- Born: February 16, 1973 (age 53) Port of Spain, Trinidad
- Education: Queen's University University of Toronto Ryerson University
- Occupations: Filmmaker Photographer
- Years active: 2005–present
- Website: MichelePearsonClarke.com

= Michèle Pearson Clarke =

Trinidadian filmmaker

Michèle Pearson Clarke (born February 16, 1973) is a Trinidadian filmmaker and photographer based in Toronto, Ontario, Canada.

== Early life ==
Clarke was born in Port of Spain, Trinidad, and was educated at Queen's University and the University of Toronto. She received her MFA from Ryerson University in 2015.

== Career ==
Her first film, Surrounded by Water, was completed through the Liaison of Independent Filmmakers of Toronto. Her second film, Black Men and Me, was featured in the 2007 Inside Out Film and Video Festival and explores Clarke's perceptions of black masculinity from a black lesbian's perspective. The film has since been featured at the 2007 Reel World Film Festival (Toronto), the 2007 Miami Gay and Lesbian Film Festival and the 2007 San Francisco International LGBT Film Festival. Clarke is also an author and has been published in Bent on Writing: An Anthology of Queer Tales.

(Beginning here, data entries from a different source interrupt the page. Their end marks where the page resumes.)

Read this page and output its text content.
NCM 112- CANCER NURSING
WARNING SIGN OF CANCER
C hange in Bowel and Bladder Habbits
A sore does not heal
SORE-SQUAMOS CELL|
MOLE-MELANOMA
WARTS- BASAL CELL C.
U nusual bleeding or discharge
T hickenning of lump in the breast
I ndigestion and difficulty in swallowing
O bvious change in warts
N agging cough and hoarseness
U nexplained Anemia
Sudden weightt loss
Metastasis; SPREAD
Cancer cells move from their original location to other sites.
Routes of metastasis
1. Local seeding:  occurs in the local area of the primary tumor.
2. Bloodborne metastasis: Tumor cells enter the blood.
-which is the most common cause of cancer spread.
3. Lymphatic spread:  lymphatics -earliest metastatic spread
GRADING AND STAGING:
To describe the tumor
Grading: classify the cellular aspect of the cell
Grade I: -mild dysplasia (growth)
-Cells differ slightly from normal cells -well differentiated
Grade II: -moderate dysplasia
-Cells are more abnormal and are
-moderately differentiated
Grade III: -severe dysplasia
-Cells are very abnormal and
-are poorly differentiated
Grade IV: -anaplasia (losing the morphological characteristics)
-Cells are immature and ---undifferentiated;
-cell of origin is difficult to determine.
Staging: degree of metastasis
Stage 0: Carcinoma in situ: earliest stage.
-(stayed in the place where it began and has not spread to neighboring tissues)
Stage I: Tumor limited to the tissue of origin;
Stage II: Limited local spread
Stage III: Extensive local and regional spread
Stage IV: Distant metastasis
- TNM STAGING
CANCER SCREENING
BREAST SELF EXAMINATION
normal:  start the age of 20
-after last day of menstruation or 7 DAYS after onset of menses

In 2013, she started a portrait series "It’s Good To Be Needed," in which she photographed ex-partners who remained friends holding hands.

In 2016, she was commissioned by The Robert McLaughlin Gallery in Oshawa, Ontario, to create a two-channel video installation called "I’m Thinking of Ending Things." The project commemorates the 150 years or Oshawa's manufacturing history through personal stories of job loss.

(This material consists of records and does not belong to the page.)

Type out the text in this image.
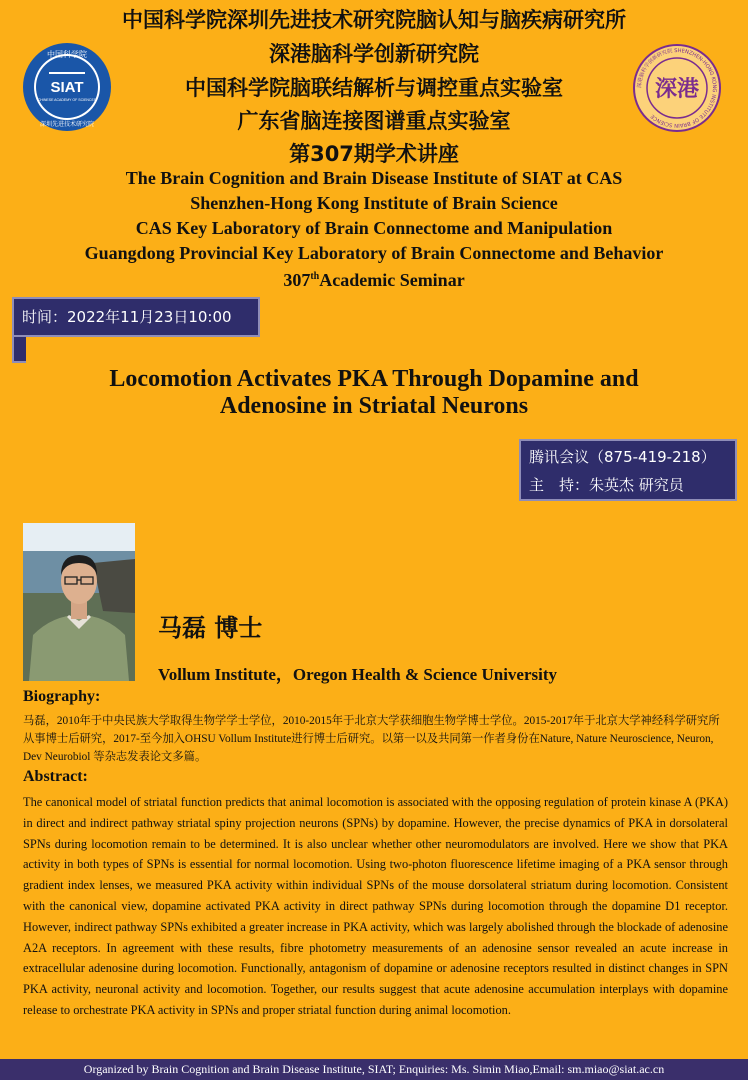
中国科学院深圳先进技术研究院脑认知与脑疾病研究所
深港脑科学创新研究院
中国科学院脑联结解析与调控重点实验室
广东省脑连接图谱重点实验室
第307期学术讲座
The Brain Cognition and Brain Disease Institute of SIAT at CAS
Shenzhen-Hong Kong Institute of Brain Science
CAS Key Laboratory of Brain Connectome and Manipulation
Guangdong Provincial Key Laboratory of Brain Connectome and Behavior
307thAcademic Seminar
中国科学院
SIAT
CHINESE ACADEMY OF SCIENCES
深圳先进技术研究院
深港脑科学创新研究院 SHENZHEN-HONG KONG INSTITUTE OF BRAIN SCIENCE
深港
时间：2022年11月23日10:00
Locomotion Activates PKA Through Dopamine and
Adenosine in Striatal Neurons
腾讯会议（875-419-218）
主　持：朱英杰 研究员
马磊 博士
Vollum Institute，Oregon Health & Science University
Biography:
马磊，2010年于中央民族大学取得生物学学士学位，2010-2015年于北京大学获细胞生物学博士学位。2015-2017年于北京大学神经科学研究所从事博士后研究，2017-至今加入OHSU Vollum Institute进行博士后研究。以第一以及共同第一作者身份在Nature, Nature Neuroscience, Neuron, Dev Neurobiol 等杂志发表论文多篇。
Abstract:
The canonical model of striatal function predicts that animal locomotion is associated with the opposing regulation of protein kinase A (PKA) in direct and indirect pathway striatal spiny projection neurons (SPNs) by dopamine. However, the precise dynamics of PKA in dorsolateral SPNs during locomotion remain to be determined. It is also unclear whether other neuromodulators are involved. Here we show that PKA activity in both types of SPNs is essential for normal locomotion. Using two-photon fluorescence lifetime imaging of a PKA sensor through gradient index lenses, we measured PKA activity within individual SPNs of the mouse dorsolateral striatum during locomotion. Consistent with the canonical view, dopamine activated PKA activity in direct pathway SPNs during locomotion through the dopamine D1 receptor. However, indirect pathway SPNs exhibited a greater increase in PKA activity, which was largely abolished through the blockade of adenosine A2A receptors. In agreement with these results, fibre photometry measurements of an adenosine sensor revealed an acute increase in extracellular adenosine during locomotion. Functionally, antagonism of dopamine or adenosine receptors resulted in distinct changes in SPN PKA activity, neuronal activity and locomotion. Together, our results suggest that acute adenosine accumulation interplays with dopamine release to orchestrate PKA activity in SPNs and proper striatal function during animal locomotion.
Organized by Brain Cognition and Brain Disease Institute, SIAT; Enquiries: Ms. Simin Miao,Email: sm.miao@siat.ac.cn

Clarke's video work "Suck Teeth Compositions (After Rashaad Newsome)" was included in Here We Are Here: Black Canadian Contemporary Art, an exhibition at the Royal Ontario Museum in 2018. That same year her work was included at the LagosPhoto Festival.

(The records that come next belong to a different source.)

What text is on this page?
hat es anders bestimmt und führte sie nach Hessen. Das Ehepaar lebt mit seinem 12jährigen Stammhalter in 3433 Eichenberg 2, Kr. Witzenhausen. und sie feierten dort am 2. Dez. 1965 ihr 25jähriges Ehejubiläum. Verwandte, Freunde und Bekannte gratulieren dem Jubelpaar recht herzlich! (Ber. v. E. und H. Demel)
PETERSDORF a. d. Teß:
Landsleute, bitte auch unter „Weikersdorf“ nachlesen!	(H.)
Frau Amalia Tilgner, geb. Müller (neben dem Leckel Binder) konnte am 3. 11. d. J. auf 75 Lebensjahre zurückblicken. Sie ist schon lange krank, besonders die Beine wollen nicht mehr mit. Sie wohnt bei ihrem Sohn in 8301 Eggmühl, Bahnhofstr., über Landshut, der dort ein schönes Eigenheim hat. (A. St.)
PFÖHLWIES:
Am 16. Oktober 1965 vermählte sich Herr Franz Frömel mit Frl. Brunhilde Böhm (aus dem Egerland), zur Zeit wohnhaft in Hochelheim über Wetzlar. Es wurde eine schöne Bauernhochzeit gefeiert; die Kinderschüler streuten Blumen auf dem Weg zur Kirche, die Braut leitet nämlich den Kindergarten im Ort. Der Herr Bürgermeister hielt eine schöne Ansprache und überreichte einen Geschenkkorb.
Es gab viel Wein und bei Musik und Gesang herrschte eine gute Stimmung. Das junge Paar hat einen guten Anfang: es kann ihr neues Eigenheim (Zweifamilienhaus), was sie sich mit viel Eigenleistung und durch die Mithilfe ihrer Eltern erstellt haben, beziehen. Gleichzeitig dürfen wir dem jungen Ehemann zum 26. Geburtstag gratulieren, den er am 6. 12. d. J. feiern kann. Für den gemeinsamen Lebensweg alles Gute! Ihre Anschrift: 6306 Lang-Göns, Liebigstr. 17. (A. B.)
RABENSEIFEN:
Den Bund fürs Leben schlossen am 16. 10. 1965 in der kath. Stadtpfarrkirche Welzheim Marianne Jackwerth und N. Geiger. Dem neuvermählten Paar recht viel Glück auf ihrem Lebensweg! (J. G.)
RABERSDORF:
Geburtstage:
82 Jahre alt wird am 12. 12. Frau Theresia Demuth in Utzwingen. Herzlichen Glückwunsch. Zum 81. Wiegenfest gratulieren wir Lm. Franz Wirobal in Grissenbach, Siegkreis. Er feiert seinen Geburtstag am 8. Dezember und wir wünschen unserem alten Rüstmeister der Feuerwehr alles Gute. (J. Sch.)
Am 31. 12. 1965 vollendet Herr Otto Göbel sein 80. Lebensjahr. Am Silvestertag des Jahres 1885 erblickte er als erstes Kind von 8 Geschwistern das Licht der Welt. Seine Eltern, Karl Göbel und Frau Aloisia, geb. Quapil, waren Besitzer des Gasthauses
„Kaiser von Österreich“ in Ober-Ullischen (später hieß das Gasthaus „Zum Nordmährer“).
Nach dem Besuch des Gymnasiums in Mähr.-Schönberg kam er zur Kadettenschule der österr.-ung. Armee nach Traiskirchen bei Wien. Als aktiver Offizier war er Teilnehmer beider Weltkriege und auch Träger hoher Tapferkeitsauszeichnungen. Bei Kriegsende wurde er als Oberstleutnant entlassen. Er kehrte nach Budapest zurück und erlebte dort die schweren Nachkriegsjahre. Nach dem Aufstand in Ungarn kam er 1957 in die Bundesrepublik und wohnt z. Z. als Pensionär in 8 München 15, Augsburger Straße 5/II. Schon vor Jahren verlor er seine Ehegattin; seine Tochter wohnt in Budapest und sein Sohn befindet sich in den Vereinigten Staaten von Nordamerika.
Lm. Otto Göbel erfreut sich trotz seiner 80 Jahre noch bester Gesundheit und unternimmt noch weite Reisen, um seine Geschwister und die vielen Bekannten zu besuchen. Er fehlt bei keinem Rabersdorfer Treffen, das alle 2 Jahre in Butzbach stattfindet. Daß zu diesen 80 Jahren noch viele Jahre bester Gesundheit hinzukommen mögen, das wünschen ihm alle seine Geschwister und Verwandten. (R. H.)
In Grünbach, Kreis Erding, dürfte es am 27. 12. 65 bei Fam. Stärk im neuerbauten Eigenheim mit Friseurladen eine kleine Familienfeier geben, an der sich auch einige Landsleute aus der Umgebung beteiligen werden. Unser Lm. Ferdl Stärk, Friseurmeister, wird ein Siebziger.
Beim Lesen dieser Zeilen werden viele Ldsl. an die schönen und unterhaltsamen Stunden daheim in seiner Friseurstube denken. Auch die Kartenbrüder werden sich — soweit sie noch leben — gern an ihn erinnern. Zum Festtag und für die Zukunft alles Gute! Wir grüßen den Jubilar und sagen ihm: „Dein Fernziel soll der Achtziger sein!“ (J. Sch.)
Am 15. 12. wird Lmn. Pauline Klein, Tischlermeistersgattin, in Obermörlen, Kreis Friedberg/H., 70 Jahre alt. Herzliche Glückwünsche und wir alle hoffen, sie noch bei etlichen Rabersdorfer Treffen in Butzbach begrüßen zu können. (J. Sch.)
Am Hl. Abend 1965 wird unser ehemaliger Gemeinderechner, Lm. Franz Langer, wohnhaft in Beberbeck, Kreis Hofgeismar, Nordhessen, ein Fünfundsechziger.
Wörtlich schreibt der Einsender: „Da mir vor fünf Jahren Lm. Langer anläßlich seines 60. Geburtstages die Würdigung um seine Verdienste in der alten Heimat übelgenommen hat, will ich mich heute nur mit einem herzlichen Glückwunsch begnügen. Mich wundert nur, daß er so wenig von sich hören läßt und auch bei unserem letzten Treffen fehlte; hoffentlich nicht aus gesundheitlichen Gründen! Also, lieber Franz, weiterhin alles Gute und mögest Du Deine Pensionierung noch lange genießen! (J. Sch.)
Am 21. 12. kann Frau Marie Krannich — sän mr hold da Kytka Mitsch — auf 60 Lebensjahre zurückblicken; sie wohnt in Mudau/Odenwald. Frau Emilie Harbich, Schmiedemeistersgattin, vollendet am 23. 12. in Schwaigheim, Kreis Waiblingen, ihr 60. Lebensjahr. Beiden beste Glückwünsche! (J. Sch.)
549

Clarke's 2018 exhibition in Toronto, A Welcome Weight on My Body, explored film in photographic form, focusing on creating analog still images of Caribbean Canadian friends and family, whom she found missing or exploited in the genre historically. The scrapbook-like installation of photographs hung in composition of groups on shelves, floor, in wood or metal frames complicated the presentation, in an attempt to pull them away from a minimalist, colder conceptual tradition. In this exhibition Clarke explores the cultural weight of Blackness and presents the photographs in a way that is meant to feel approachable and part of a practice as opposed masterful print and modern presentation.

In 2018 Clarke exhibited her video titled "All That Is Left Unsaid" in Los Angeles. In the video Clarke edited together all of the moments without speech from an Audre Lorde documentary.